In Mano (1972) un'immagine fotografica a colori della mano dell'artista è proiettata sul calco in gesso della sua mano con l'indice rivolto verso lo spettatore. La stessa tecnica del calco e della proiezione è sviluppata in opere che indagano altre parti anatomiche, come in Guardare l'aria (1973), dove l'immagine di un modello viene proiettata su un calco in gesso ottenuto dal particolare del suo viso a occhi chiusi. Penone ricava ed espone una serie di volti, coinvolgendo i suoi amici artisti più stretti.

Guardare l'aria, 1973

© Archivio Penone

La pressione dell’aria sul nostro corpo è la matrice della nostra pelle.

Un raggio di luce che colpisce un oggetto provoca la sensazione
che esista una pressione sulla superficie illuminata.

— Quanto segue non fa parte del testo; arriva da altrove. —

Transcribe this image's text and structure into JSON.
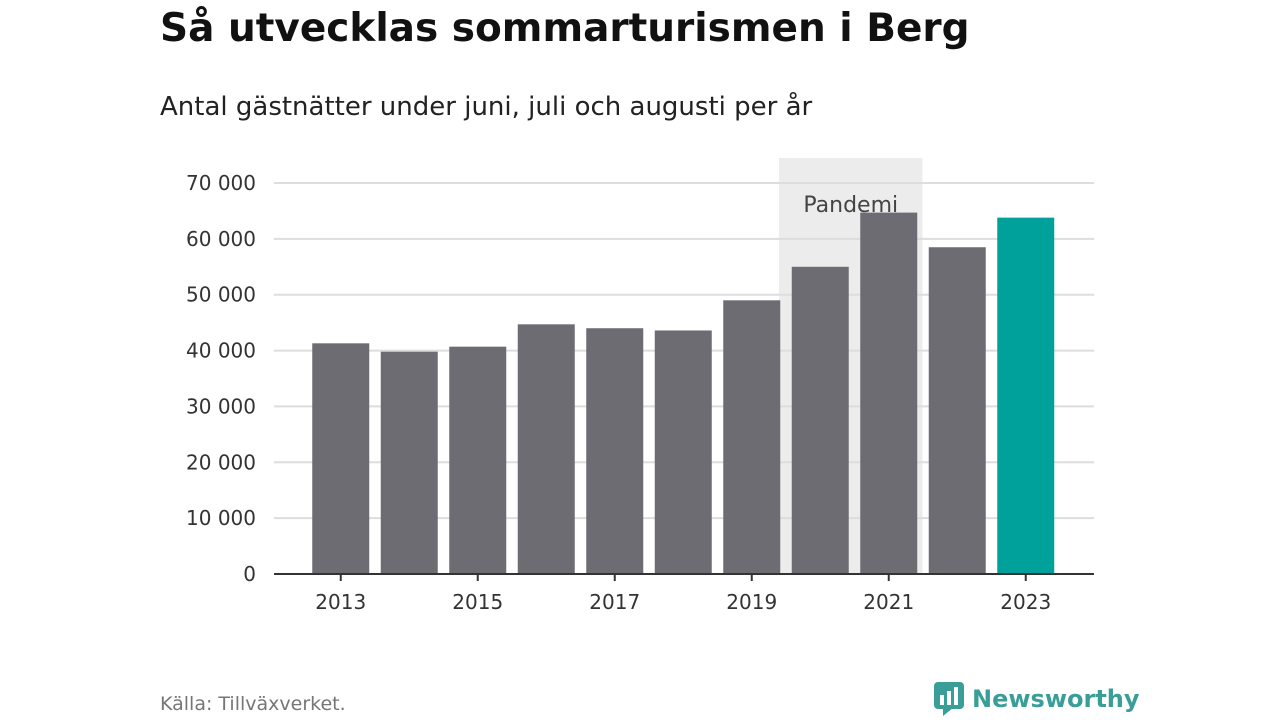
{
  "title": "Så utvecklas sommarturismen i Berg",
  "subtitle": "Antal gästnätter under juni, juli och augusti per år",
  "source": "Källa: Tillväxverket.",
  "brand": {
    "name": "Newsworthy",
    "icon": "newsworthy-logo-icon",
    "color": "#3a9e98"
  },
  "colors": {
    "bar": "#6d6c73",
    "highlight": "#00a19a",
    "gridline": "#dddddd",
    "axis": "#333333",
    "band": "#ececec"
  },
  "chart_data": {
    "type": "bar",
    "categories": [
      "2013",
      "2014",
      "2015",
      "2016",
      "2017",
      "2018",
      "2019",
      "2020",
      "2021",
      "2022",
      "2023"
    ],
    "values": [
      41300,
      39800,
      40700,
      44700,
      44000,
      43600,
      49000,
      55000,
      64700,
      58500,
      63800
    ],
    "highlight_category": "2023",
    "x_tick_labels": [
      "2013",
      "2015",
      "2017",
      "2019",
      "2021",
      "2023"
    ],
    "y_ticks": [
      0,
      10000,
      20000,
      30000,
      40000,
      50000,
      60000,
      70000
    ],
    "y_tick_labels": [
      "0",
      "10 000",
      "20 000",
      "30 000",
      "40 000",
      "50 000",
      "60 000",
      "70 000"
    ],
    "ylim": [
      0,
      70000
    ],
    "grid": true,
    "annotation": {
      "label": "Pandemi",
      "from": "2020",
      "to": "2021"
    }
  }
}
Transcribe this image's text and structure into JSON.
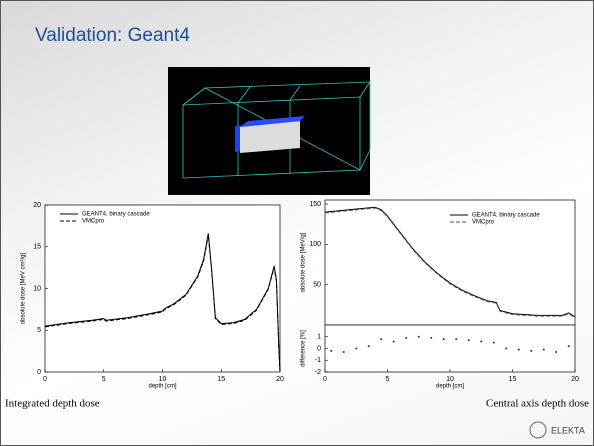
{
  "slide": {
    "title": "Validation: Geant4",
    "captions": [
      "Integrated depth dose",
      "Central axis depth dose"
    ],
    "logo": "ELEKTA"
  },
  "chart_data": [
    {
      "type": "line",
      "xlabel": "depth [cm]",
      "ylabel": "absolute dose [MeV cm²/g]",
      "x": [
        0,
        2,
        4,
        5,
        5.2,
        7,
        9,
        10,
        10.2,
        11,
        12,
        13,
        13.5,
        13.9,
        14.2,
        14.5,
        15,
        16,
        17,
        18,
        19,
        19.5,
        19.7,
        19.9,
        20
      ],
      "series": [
        {
          "name": "GEANT4, binary cascade",
          "color": "#000000",
          "style": "solid",
          "values": [
            5.5,
            5.9,
            6.2,
            6.4,
            6.2,
            6.5,
            7.0,
            7.3,
            7.6,
            8.2,
            9.3,
            11.5,
            13.5,
            16.6,
            12,
            6.5,
            5.8,
            5.9,
            6.3,
            7.5,
            10,
            12.7,
            11,
            3,
            0
          ]
        },
        {
          "name": "VMCpro",
          "color": "#000000",
          "style": "dashed",
          "values": [
            5.4,
            5.8,
            6.1,
            6.3,
            6.1,
            6.4,
            6.9,
            7.2,
            7.5,
            8.1,
            9.2,
            11.4,
            13.3,
            16.4,
            11.8,
            6.4,
            5.7,
            5.8,
            6.2,
            7.4,
            9.9,
            12.5,
            10.8,
            2.8,
            0
          ]
        }
      ],
      "xlim": [
        0,
        20
      ],
      "xticks": [
        0,
        5,
        10,
        15,
        20
      ],
      "ylim": [
        0,
        20
      ],
      "yticks": [
        0,
        5,
        10,
        15,
        20
      ]
    },
    {
      "type": "line",
      "ylabel": "absolute dose [MeV/g]",
      "x": [
        0,
        2,
        4,
        4.5,
        5,
        6,
        7,
        8,
        9,
        10,
        11,
        12,
        13,
        13.7,
        14,
        15,
        17,
        19,
        19.5,
        20
      ],
      "series": [
        {
          "name": "GEANT4, binary cascade",
          "color": "#000000",
          "style": "solid",
          "values": [
            140,
            143,
            146,
            143,
            135,
            115,
            95,
            78,
            64,
            52,
            43,
            36,
            30,
            28,
            18,
            14,
            12,
            12,
            15,
            10
          ]
        },
        {
          "name": "VMCpro",
          "color": "#555555",
          "style": "dashed",
          "values": [
            139,
            142,
            145,
            142,
            134,
            114,
            94,
            77,
            63,
            51,
            42,
            35,
            29,
            27,
            17,
            13,
            11,
            11,
            14,
            9
          ]
        }
      ],
      "xlim": [
        0,
        20
      ],
      "ylim": [
        0,
        155
      ],
      "yticks": [
        50,
        100,
        150
      ]
    },
    {
      "type": "scatter",
      "xlabel": "depth [cm]",
      "ylabel": "difference [%]",
      "x": [
        0.5,
        1.5,
        2.5,
        3.5,
        4.5,
        5.5,
        6.5,
        7.5,
        8.5,
        9.5,
        10.5,
        11.5,
        12.5,
        13.5,
        14.5,
        15.5,
        16.5,
        17.5,
        18.5,
        19.5
      ],
      "values": [
        -0.2,
        -0.3,
        0,
        0.2,
        0.8,
        0.6,
        0.9,
        1.0,
        0.9,
        0.8,
        0.8,
        0.7,
        0.6,
        0.5,
        0,
        -0.1,
        -0.2,
        -0.1,
        -0.3,
        0.2
      ],
      "color": "#333333",
      "xlim": [
        0,
        20
      ],
      "xticks": [
        0,
        5,
        10,
        15,
        20
      ],
      "ylim": [
        -2,
        2
      ],
      "yticks": [
        -2,
        -1,
        0,
        1
      ]
    }
  ]
}
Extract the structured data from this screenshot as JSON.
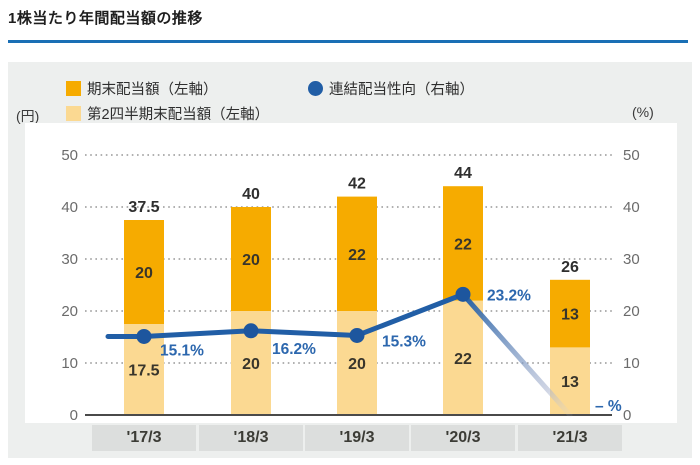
{
  "title": "1株当たり年間配当額の推移",
  "axes": {
    "left_unit": "(円)",
    "right_unit": "(%)"
  },
  "legend": {
    "items": [
      {
        "label": "期末配当額（左軸）",
        "marker": "square",
        "color": "#f6ab00"
      },
      {
        "label": "連結配当性向（右軸）",
        "marker": "circle",
        "color": "#215ea6"
      },
      {
        "label": "第2四半期末配当額（左軸）",
        "marker": "square",
        "color": "#fbd992"
      }
    ]
  },
  "colors": {
    "accent_rule": "#1a6fb5",
    "panel_bg": "#edefee",
    "final_dividend": "#f6ab00",
    "interim_dividend": "#fbd992",
    "payout_line": "#215ea6",
    "payout_label": "#2c67ae",
    "grid": "#979797",
    "axis_line": "#4a4a4a",
    "tick_text": "#6b6b6b",
    "bar_label_text": "#38352b",
    "xlabel_bg": "#dcdedd"
  },
  "chart_data": {
    "type": "combo: stacked bar + line",
    "categories": [
      "'17/3",
      "'18/3",
      "'19/3",
      "'20/3",
      "'21/3"
    ],
    "series": [
      {
        "name": "第2四半期末配当額（左軸）",
        "type": "bar",
        "stack": "dividend",
        "axis": "left",
        "color": "#fbd992",
        "values": [
          17.5,
          20,
          20,
          22,
          13
        ]
      },
      {
        "name": "期末配当額（左軸）",
        "type": "bar",
        "stack": "dividend",
        "axis": "left",
        "color": "#f6ab00",
        "values": [
          20,
          20,
          22,
          22,
          13
        ]
      },
      {
        "name": "連結配当性向（右軸）",
        "type": "line",
        "axis": "right",
        "color": "#215ea6",
        "values": [
          15.1,
          16.2,
          15.3,
          23.2,
          null
        ],
        "point_labels": [
          "15.1%",
          "16.2%",
          "15.3%",
          "23.2%",
          "– %"
        ],
        "note": "last period is an undetermined forecast, line fades to zero"
      }
    ],
    "stack_total_labels": [
      "37.5",
      "40",
      "42",
      "44",
      "26"
    ],
    "left_axis": {
      "unit": "円",
      "min": 0,
      "max": 50,
      "ticks": [
        0,
        10,
        20,
        30,
        40,
        50
      ]
    },
    "right_axis": {
      "unit": "%",
      "min": 0,
      "max": 50,
      "ticks": [
        0,
        10,
        20,
        30,
        40,
        50
      ]
    },
    "grid": "horizontal dotted",
    "legend_position": "top-left"
  }
}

La pressione della luce sugli occhi.

In Pressioni (1974-80) l’immagine dell’impronta della pelle catturata dall'adesivo trasparente viene proiettata a scala molto ingrandita su di una parete, per poi essere ripassata in grafite. In questi lavori è introdotta la pratica dell'ingrandimento, la cui logica è riconducibile al fatto che il tatto - come ha osservato Penone - non dà indicazioni immediate sulla misura delle cose.

Pressione, 1977

© Paolo Mussat Sartor

Analogamente, le opere che compongono la serie Palpebre (dal 1977) sono impronte ingrandite delle palpebre destra e sinistra dell'artista. Nella maggior parte di questi lavori, i disegni sono completati dai calchi in gesso della parte anatomica da cui sono tratti. Penone suggerisce la possibilità di vedere le cose contemporaneamente dall'interno e dall’esterno: come in Rovesciare i propri occhi, "è come guardare attraverso le palpebre chiuse", resta annotato sul retro di una fotografia.

Palpebre, 1989–1991

© Archivio Penone

Si svolge tutto sulla superficie, tutto il processo vitale è in superficie.

Aderire con i piedi al terreno e la testa nel vento, nel cielo.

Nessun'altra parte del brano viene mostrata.